Several festivals put in grant requests, but only Mike Law, representing the Memphis BBQ Network National Invitational Contest, addressed the board.
This was Law’s third time to address the board. He briefly recapitulated his talking points from his past two appearances.
“It takes place March 6-9,” Law said. “About 60 teams will be coming, and they represent all the winners of the contests over the past year. Each team will probably have four people. We’ll have about 150 judges coming in, too. We’ll be holding the event out at the fairgrounds, which has been renovated and is now a place we can be proud of. This is the first year they’re going to do it in this area, and if it’s successful I think it will become a continuing event.”
“How is the Memphis BBQ different from the Kansas City?” Byrd asked.
“This is separate from our Roast and Boast event,” Laws said, “and doesn’t really have anything to do with that or with [Kansas City Barbecue Society]. It’s an invitational contest only for teams that have won throughout the year. They’re from all over the Southeast.”
“I see you’re going to charge something at the gate to get in,” Lawrence said. “What is there for the people to do?”
“We’ll have a lot of vendors out there that weekend, food and craft vendors,” Law said. “There will be a lot of stuff for everybody.” “You are anticipating $10,000 according to your proposal,” said Harvey Myrick. “What’s your admission at the gate?”
“Ten dollars,” Law said. “We’ll be charging gate on Friday and Saturday. There won’t be gate admission the first few days. And to be honest with you that gate figure is a lowball figure.”
“Has MBN put any money into this?” Myrick asked.
“No,” Law said.
No action was taken.
Carpenter briefly ran down the list of what other applicants were requesting.
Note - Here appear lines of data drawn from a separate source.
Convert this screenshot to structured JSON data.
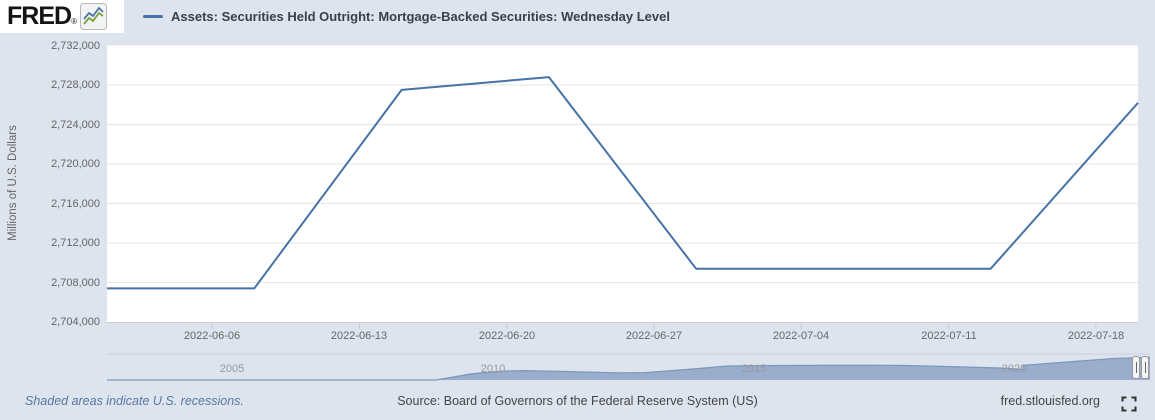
{
  "header": {
    "logo_text": "FRED",
    "logo_reg": "®",
    "legend_label": "Assets: Securities Held Outright: Mortgage-Backed Securities: Wednesday Level"
  },
  "footer": {
    "recession_note": "Shaded areas indicate U.S. recessions.",
    "source": "Source: Board of Governors of the Federal Reserve System (US)",
    "site": "fred.stlouisfed.org"
  },
  "colors": {
    "page_bg": "#dde4ee",
    "plot_bg": "#ffffff",
    "gridline": "#e6e6e6",
    "axis_line": "#ccd0d6",
    "tick": "#c6ccd4",
    "line": "#4572a7",
    "nav_fill": "#9aaecc",
    "nav_line": "#7e98bd",
    "nav_border": "#c9d1dc",
    "nav_label": "#999999"
  },
  "chart_data": {
    "type": "line",
    "title": "Assets: Securities Held Outright: Mortgage-Backed Securities: Wednesday Level",
    "ylabel": "Millions of U.S. Dollars",
    "ylim": [
      2704000,
      2732000
    ],
    "x_range": [
      "2022-06-01",
      "2022-07-20"
    ],
    "x": [
      "2022-06-01",
      "2022-06-08",
      "2022-06-15",
      "2022-06-22",
      "2022-06-29",
      "2022-07-06",
      "2022-07-13",
      "2022-07-20"
    ],
    "values": [
      2707400,
      2707400,
      2727500,
      2728800,
      2709400,
      2709400,
      2709400,
      2726200
    ],
    "yticks": [
      2704000,
      2708000,
      2712000,
      2716000,
      2720000,
      2724000,
      2728000,
      2732000
    ],
    "ytick_labels": [
      "2,704,000",
      "2,708,000",
      "2,712,000",
      "2,716,000",
      "2,720,000",
      "2,724,000",
      "2,728,000",
      "2,732,000"
    ],
    "ygrid": [
      2708000,
      2712000,
      2716000,
      2720000,
      2724000,
      2728000
    ],
    "xticks": [
      "2022-06-06",
      "2022-06-13",
      "2022-06-20",
      "2022-06-27",
      "2022-07-04",
      "2022-07-11",
      "2022-07-18"
    ],
    "grid": true,
    "legend_position": "top",
    "navigator": {
      "type": "area",
      "x_range": [
        2002.6,
        2022.6
      ],
      "ymax": 2760000,
      "year_labels": [
        2005,
        2010,
        2015,
        2020
      ],
      "x": [
        2002.6,
        2008.9,
        2009.1,
        2009.6,
        2010.2,
        2010.6,
        2011.3,
        2012.4,
        2012.9,
        2013.8,
        2014.5,
        2015.5,
        2016.8,
        2017.8,
        2018.8,
        2019.8,
        2020.1,
        2020.16,
        2020.17,
        2020.5,
        2021.2,
        2021.9,
        2022.6
      ],
      "values": [
        0,
        0,
        200000,
        750000,
        1060000,
        1120000,
        1030000,
        850000,
        870000,
        1300000,
        1680000,
        1740000,
        1770000,
        1750000,
        1600000,
        1420000,
        1300000,
        1250000,
        1750000,
        1920000,
        2250000,
        2580000,
        2730000
      ]
    }
  }
}
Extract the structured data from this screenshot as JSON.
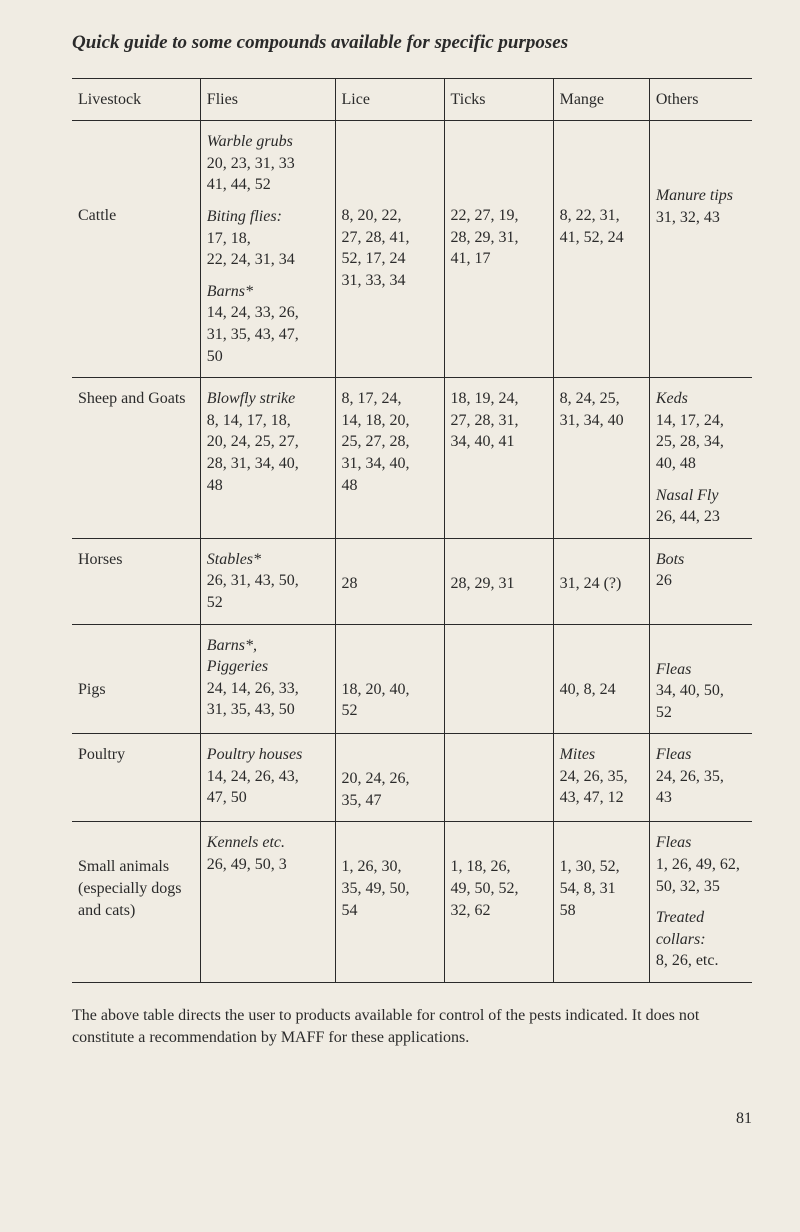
{
  "title": "Quick guide to some compounds available for specific purposes",
  "columns": [
    "Livestock",
    "Flies",
    "Lice",
    "Ticks",
    "Mange",
    "Others"
  ],
  "rows": [
    {
      "livestock": "Cattle",
      "flies": [
        {
          "label": "Warble grubs",
          "nums": "20, 23, 31, 33\n41, 44, 52"
        },
        {
          "label": "Biting flies:",
          "nums": "17, 18,\n22, 24, 31, 34"
        },
        {
          "label": "Barns*",
          "nums": "14, 24, 33, 26,\n31, 35, 43, 47,\n50"
        }
      ],
      "lice": "8, 20, 22,\n27, 28, 41,\n52, 17, 24\n31, 33, 34",
      "ticks": "22, 27, 19,\n28, 29, 31,\n41, 17",
      "mange": "8, 22, 31,\n41, 52, 24",
      "others": [
        {
          "label": "Manure tips",
          "nums": "31, 32, 43"
        }
      ]
    },
    {
      "livestock": "Sheep and Goats",
      "flies": [
        {
          "label": "Blowfly strike",
          "nums": "8, 14, 17, 18,\n20, 24, 25, 27,\n28, 31, 34, 40,\n48"
        }
      ],
      "lice": "8, 17, 24,\n14, 18, 20,\n25, 27, 28,\n31, 34, 40,\n48",
      "ticks": "18, 19, 24,\n27, 28, 31,\n34, 40, 41",
      "mange": "8, 24, 25,\n31, 34, 40",
      "others": [
        {
          "label": "Keds",
          "nums": "14, 17, 24,\n25, 28, 34,\n40, 48"
        },
        {
          "label": "Nasal Fly",
          "nums": "26, 44, 23"
        }
      ]
    },
    {
      "livestock": "Horses",
      "flies": [
        {
          "label": "Stables*",
          "nums": "26, 31, 43, 50,\n52"
        }
      ],
      "lice": "28",
      "ticks": "28, 29, 31",
      "mange": "31, 24 (?)",
      "others": [
        {
          "label": "Bots",
          "nums": "26"
        }
      ]
    },
    {
      "livestock": "Pigs",
      "flies": [
        {
          "label": "Barns*,\nPiggeries",
          "nums": "24, 14, 26, 33,\n31, 35, 43, 50"
        }
      ],
      "lice": "18, 20, 40,\n52",
      "ticks": "",
      "mange": "40, 8, 24",
      "others": [
        {
          "label": "Fleas",
          "nums": "34, 40, 50,\n52"
        }
      ]
    },
    {
      "livestock": "Poultry",
      "flies": [
        {
          "label": "Poultry houses",
          "nums": "14, 24, 26, 43,\n47, 50"
        }
      ],
      "lice": "20, 24, 26,\n35, 47",
      "ticks": "",
      "mange_label": "Mites",
      "mange": "24, 26, 35,\n43, 47, 12",
      "others": [
        {
          "label": "Fleas",
          "nums": "24, 26, 35,\n43"
        }
      ]
    },
    {
      "livestock": "Small animals (especially dogs and cats)",
      "flies": [
        {
          "label": "Kennels etc.",
          "nums": "26, 49, 50, 3"
        }
      ],
      "lice": "1, 26, 30,\n35, 49, 50,\n54",
      "ticks": "1, 18, 26,\n49, 50, 52,\n32, 62",
      "mange": "1, 30, 52,\n54, 8, 31\n58",
      "others": [
        {
          "label": "Fleas",
          "nums": "1, 26, 49, 62,\n50, 32, 35"
        },
        {
          "label": "Treated collars:",
          "nums": "8, 26, etc."
        }
      ]
    }
  ],
  "footnote": "The above table directs the user to products available for control of the pests indicated. It does not constitute a recommendation by MAFF for these applications.",
  "page_number": "81"
}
“Market Street has applied for $15,000 as a tourism event,” Carpenter said. “Tourism has a maximum funding level of $15,000, and they must spend 25 percent on entertainment and 25 percent on advertising. They got $15,000 last year. Grilling on the River asked for $10,950. In 2011 we gave them $6,000. Juneteenth is asking for $15,000 as a tourism event, in 2012 we gave them $14,000. They also applied under a quality of life event and asked for $8,000. I’m assuming they did that in case they didn’t get the tourism funding. I was not told that, but that’s the only thing that makes sense. They certainly can’t get two. Artesia Days asked for $8,000 as a quality of life event, and they received $8,000 in 2012. Townsend Festival applied under quality of life for $8,000, and in 2012 they received $12,000. Crawford Cotton Boll applied under quality of life for $8,000, and in 2012 they received $4,500.”
The grant committee will meet after the holiday to discuss the applications. As of press time the meeting is tentatively set for November 27 at 5 p.m.
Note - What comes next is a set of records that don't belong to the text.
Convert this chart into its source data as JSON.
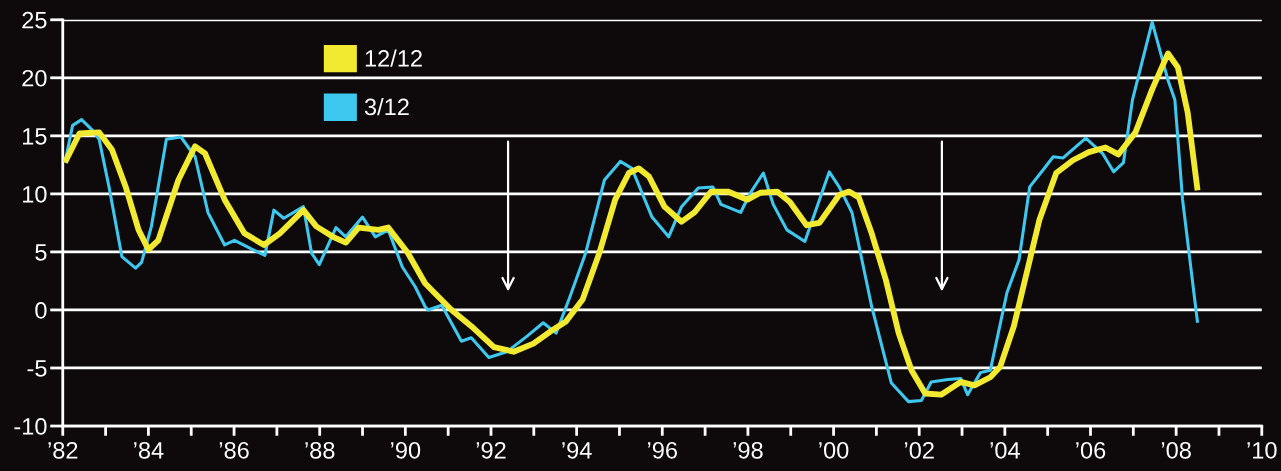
{
  "chart_data": {
    "type": "line",
    "xlim": [
      1982,
      2010
    ],
    "ylim": [
      -10,
      25
    ],
    "xticks": [
      {
        "value": 1982,
        "label": "’82"
      },
      {
        "value": 1983,
        "label": null
      },
      {
        "value": 1984,
        "label": "’84"
      },
      {
        "value": 1985,
        "label": null
      },
      {
        "value": 1986,
        "label": "’86"
      },
      {
        "value": 1987,
        "label": null
      },
      {
        "value": 1988,
        "label": "’88"
      },
      {
        "value": 1989,
        "label": null
      },
      {
        "value": 1990,
        "label": "’90"
      },
      {
        "value": 1991,
        "label": null
      },
      {
        "value": 1992,
        "label": "’92"
      },
      {
        "value": 1993,
        "label": null
      },
      {
        "value": 1994,
        "label": "’94"
      },
      {
        "value": 1995,
        "label": null
      },
      {
        "value": 1996,
        "label": "’96"
      },
      {
        "value": 1997,
        "label": null
      },
      {
        "value": 1998,
        "label": "’98"
      },
      {
        "value": 1999,
        "label": null
      },
      {
        "value": 2000,
        "label": "’00"
      },
      {
        "value": 2001,
        "label": null
      },
      {
        "value": 2002,
        "label": "’02"
      },
      {
        "value": 2003,
        "label": null
      },
      {
        "value": 2004,
        "label": "’04"
      },
      {
        "value": 2005,
        "label": null
      },
      {
        "value": 2006,
        "label": "’06"
      },
      {
        "value": 2007,
        "label": null
      },
      {
        "value": 2008,
        "label": "’08"
      },
      {
        "value": 2009,
        "label": null
      },
      {
        "value": 2010,
        "label": "’10"
      }
    ],
    "yticks": [
      -10,
      -5,
      0,
      5,
      10,
      15,
      20,
      25
    ],
    "grid": "y",
    "legend": "top left",
    "marker": "none",
    "line_style": "solid",
    "series": [
      {
        "name": "12/12",
        "color": "#f2ea30",
        "x": [
          1982.05,
          1982.39,
          1982.85,
          1983.15,
          1983.47,
          1983.77,
          1984.0,
          1984.23,
          1984.7,
          1985.09,
          1985.32,
          1985.78,
          1986.24,
          1986.7,
          1987.07,
          1987.62,
          1987.92,
          1988.31,
          1988.61,
          1988.91,
          1989.37,
          1989.6,
          1990.06,
          1990.46,
          1990.62,
          1991.08,
          1991.54,
          1992.07,
          1992.53,
          1992.99,
          1993.45,
          1993.75,
          1994.14,
          1994.53,
          1994.9,
          1995.22,
          1995.45,
          1995.69,
          1996.05,
          1996.45,
          1996.75,
          1997.14,
          1997.53,
          1997.99,
          1998.29,
          1998.68,
          1998.98,
          1999.37,
          1999.67,
          2000.13,
          2000.36,
          2000.59,
          2000.89,
          2001.22,
          2001.52,
          2001.82,
          2002.14,
          2002.51,
          2002.97,
          2003.29,
          2003.66,
          2003.89,
          2004.21,
          2004.51,
          2004.81,
          2005.2,
          2005.59,
          2005.96,
          2006.35,
          2006.65,
          2007.05,
          2007.44,
          2007.81,
          2008.04,
          2008.27,
          2008.5
        ],
        "values": [
          12.7,
          15.2,
          15.3,
          13.8,
          10.6,
          6.9,
          5.2,
          6.0,
          11.2,
          14.1,
          13.5,
          9.5,
          6.6,
          5.6,
          6.6,
          8.6,
          7.2,
          6.3,
          5.8,
          7.1,
          6.9,
          7.1,
          4.9,
          2.3,
          1.7,
          0,
          -1.4,
          -3.2,
          -3.6,
          -2.9,
          -1.7,
          -1.0,
          0.9,
          4.9,
          9.5,
          11.8,
          12.2,
          11.5,
          8.9,
          7.6,
          8.4,
          10.2,
          10.2,
          9.5,
          10.1,
          10.2,
          9.3,
          7.3,
          7.5,
          9.9,
          10.2,
          9.7,
          6.6,
          2.6,
          -2.0,
          -5.2,
          -7.2,
          -7.3,
          -6.2,
          -6.5,
          -5.8,
          -4.9,
          -1.4,
          3.2,
          7.8,
          11.8,
          12.9,
          13.6,
          14.0,
          13.4,
          15.3,
          19.0,
          22.1,
          20.9,
          17.0,
          10.3
        ]
      },
      {
        "name": "3/12",
        "color": "#3ec8f0",
        "x": [
          1982.05,
          1982.23,
          1982.44,
          1982.69,
          1982.85,
          1983.08,
          1983.38,
          1983.7,
          1983.84,
          1984.07,
          1984.42,
          1984.76,
          1985.09,
          1985.39,
          1985.78,
          1986.01,
          1986.38,
          1986.72,
          1986.93,
          1987.16,
          1987.62,
          1987.81,
          1987.99,
          1988.38,
          1988.61,
          1989.0,
          1989.3,
          1989.6,
          1989.93,
          1990.23,
          1990.46,
          1990.53,
          1990.85,
          1991.31,
          1991.54,
          1991.95,
          1992.37,
          1992.83,
          1993.22,
          1993.52,
          1993.84,
          1994.21,
          1994.65,
          1995.02,
          1995.29,
          1995.76,
          1996.15,
          1996.45,
          1996.84,
          1997.18,
          1997.37,
          1997.83,
          1998.06,
          1998.36,
          1998.59,
          1998.91,
          1999.33,
          1999.9,
          2000.13,
          2000.43,
          2000.89,
          2001.35,
          2001.75,
          2002.05,
          2002.28,
          2002.67,
          2002.97,
          2003.13,
          2003.43,
          2003.66,
          2004.05,
          2004.33,
          2004.58,
          2004.9,
          2005.13,
          2005.36,
          2005.89,
          2006.28,
          2006.54,
          2006.77,
          2006.98,
          2007.44,
          2007.81,
          2007.97,
          2008.15,
          2008.5
        ],
        "values": [
          12.7,
          15.9,
          16.4,
          15.5,
          14.7,
          10.6,
          4.6,
          3.6,
          4.1,
          7.2,
          14.7,
          14.9,
          13.2,
          8.4,
          5.6,
          6.0,
          5.3,
          4.7,
          8.6,
          7.9,
          8.9,
          4.9,
          3.9,
          7.1,
          6.3,
          8.0,
          6.3,
          6.9,
          3.7,
          2.0,
          0.3,
          0,
          0.4,
          -2.7,
          -2.4,
          -4.1,
          -3.6,
          -2.3,
          -1.1,
          -2.0,
          1.1,
          4.9,
          11.2,
          12.8,
          12.2,
          8.0,
          6.3,
          8.9,
          10.5,
          10.6,
          9.1,
          8.4,
          10.1,
          11.8,
          9.1,
          6.9,
          5.9,
          11.9,
          10.6,
          8.4,
          0.3,
          -6.3,
          -7.9,
          -7.8,
          -6.2,
          -6.0,
          -5.9,
          -7.3,
          -5.4,
          -5.2,
          1.5,
          4.3,
          10.6,
          12.1,
          13.2,
          13.1,
          14.8,
          13.5,
          11.9,
          12.7,
          18.1,
          24.8,
          19.8,
          18.1,
          9.5,
          -1.1
        ]
      }
    ]
  }
}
During her report at the end of the meeting, Carpenter stated that District 5 Supervisor Leroy Brooks had met with her to go over the new grant guidelines.
“He called and wanted a copy of our budget, and then he wanted a more detailed copy of the budget, and then he wanted all of the job descriptions for the employees,” Carpenter said. “He asked to meet with me and said he was bringing with him Supervisor Jeff Smith and Councilman Kabir Karriem. When he came, there were actually seven people that he brought with him, including the mayors of Artesia and Crawford. I took time and explained to them once again about the grant guidelines. I think more than the budget it was actually about the grants and festival funding.”
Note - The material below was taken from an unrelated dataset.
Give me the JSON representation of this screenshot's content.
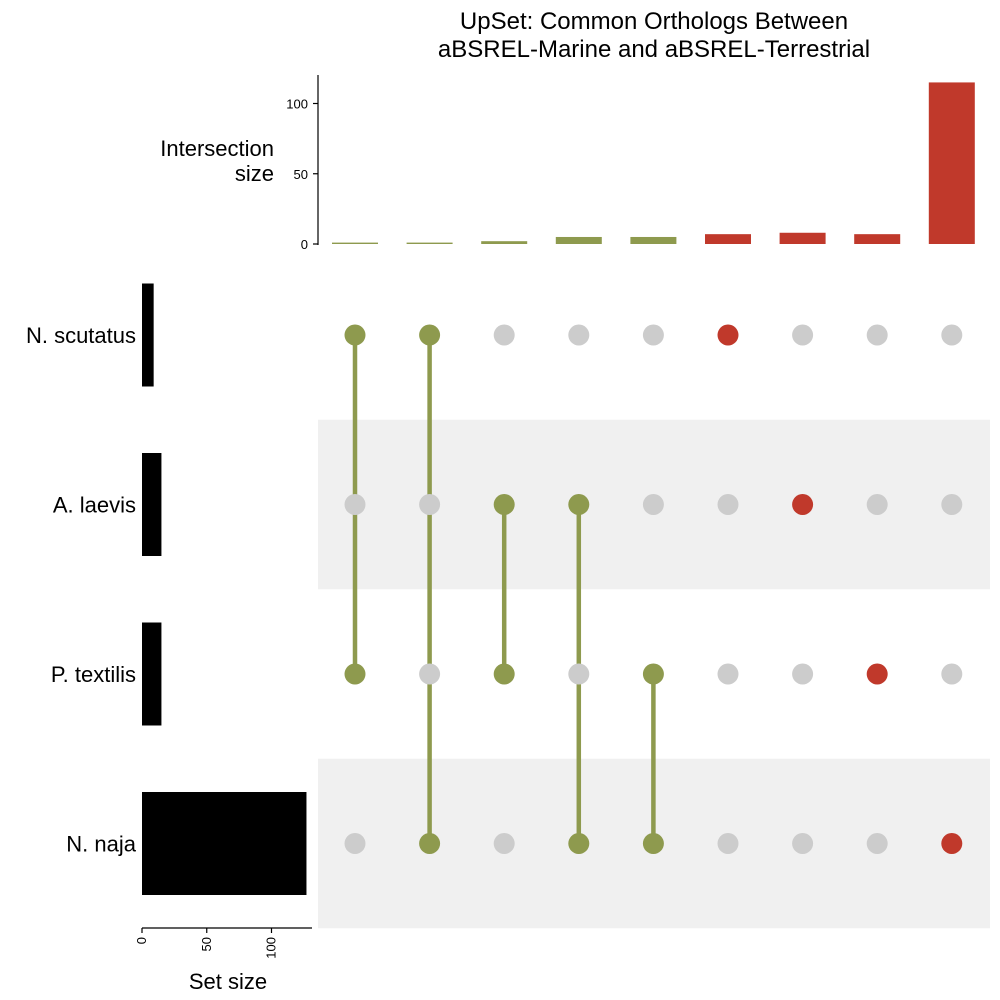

[I suspect Mr. Brooks’s sudden interest in the inner workings of the CVB has a lot more to do with the more stringent accountability requirements and lower dollar amounts on festival funding than any actual concerns over the agency’s budget. I have heard around town that Mr. Brooks now wants to do away with the CVB altogether. I’ll be very interested to hear his reasoning. – Brian Jones]
Carpenter also announced that the CVB meetings in January and February will be held a week later than usual due to holidays.